- Coin Location within Minnesota Coin Location within the United States
- Coordinates: 45°44′06″N 93°18′24″W﻿ / ﻿45.73500°N 93.30667°W
- Country: United States
- State: Minnesota
- County: Kanabec
- Township: Brunswick Township
- Elevation: 971 ft (296 m)
- Time zone: UTC-6 (Central (CST))
- • Summer (DST): UTC-5 (CDT)
- ZIP code: 55006
- Area code: 320
- GNIS feature ID: 654649

= Coin, Minnesota =

Unincorporated community in Minnesota, United States

Coin is an unincorporated community in Brunswick Township, Kanabec County, Minnesota, United States.

Kanabec County Road 4 (103rd Avenue) and Kanabec County Road 16 (King Road) are two of the main routes in the community. Nearby places include Braham, Mora, Brunswick, Lewis Lake, Stanchfield, and Cranberry Wildlife Management Area.

ZIP codes 55006 (Braham) and 55051 (Mora) meet near Coin.

Stanchfield Brook–Ties Creek flows through the community. State Highway 65 (MN 65) is nearby.

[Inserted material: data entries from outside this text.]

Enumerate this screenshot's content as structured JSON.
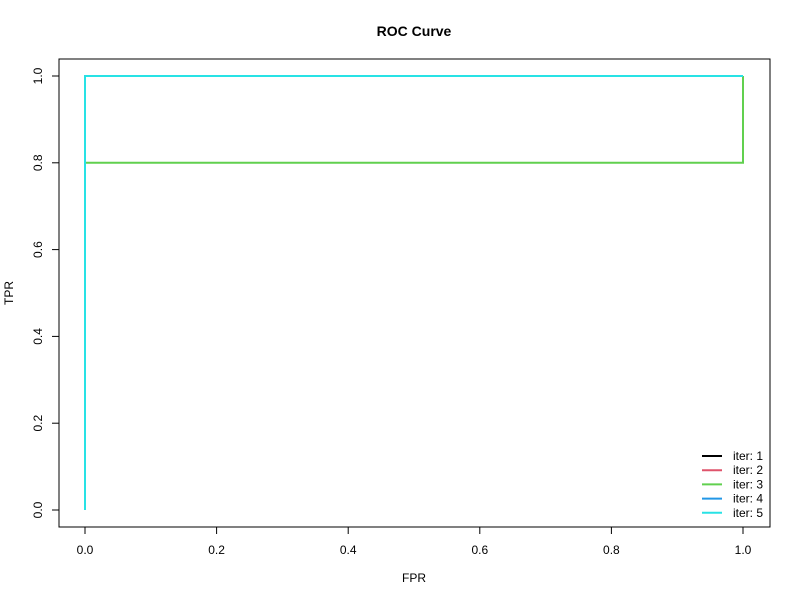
{
  "chart_data": {
    "type": "line",
    "title": "ROC Curve",
    "xlabel": "FPR",
    "ylabel": "TPR",
    "xlim": [
      0,
      1
    ],
    "ylim": [
      0,
      1
    ],
    "x_ticks": [
      0.0,
      0.2,
      0.4,
      0.6,
      0.8,
      1.0
    ],
    "y_ticks": [
      0.0,
      0.2,
      0.4,
      0.6,
      0.8,
      1.0
    ],
    "x_tick_labels": [
      "0.0",
      "0.2",
      "0.4",
      "0.6",
      "0.8",
      "1.0"
    ],
    "y_tick_labels": [
      "0.0",
      "0.2",
      "0.4",
      "0.6",
      "0.8",
      "1.0"
    ],
    "grid": false,
    "legend": {
      "position": "bottom-right"
    },
    "series": [
      {
        "name": "iter: 1",
        "color": "#000000",
        "x": [
          0,
          0,
          0,
          1
        ],
        "y": [
          0,
          1,
          1,
          1
        ]
      },
      {
        "name": "iter: 2",
        "color": "#DF536B",
        "x": [
          0,
          0,
          0,
          1
        ],
        "y": [
          0,
          1,
          1,
          1
        ]
      },
      {
        "name": "iter: 3",
        "color": "#61D04F",
        "x": [
          0,
          0,
          1,
          1
        ],
        "y": [
          0,
          0.8,
          0.8,
          1
        ]
      },
      {
        "name": "iter: 4",
        "color": "#2297E6",
        "x": [
          0,
          0,
          0,
          1
        ],
        "y": [
          0,
          1,
          1,
          1
        ]
      },
      {
        "name": "iter: 5",
        "color": "#28E2E5",
        "x": [
          0,
          0,
          1,
          1
        ],
        "y": [
          0,
          1,
          1,
          1
        ]
      }
    ]
  }
}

Coin is located in section 35 of Brunswick Township, which earlier had a post office from 1898 to 1904. The name Coin was suggested by Ole E. Olson, the storekeeper and postmaster, during the William Jennings Bryan debate of Free Silver in 1896.

The boundary line between Kanabec and Isanti counties is near Coin.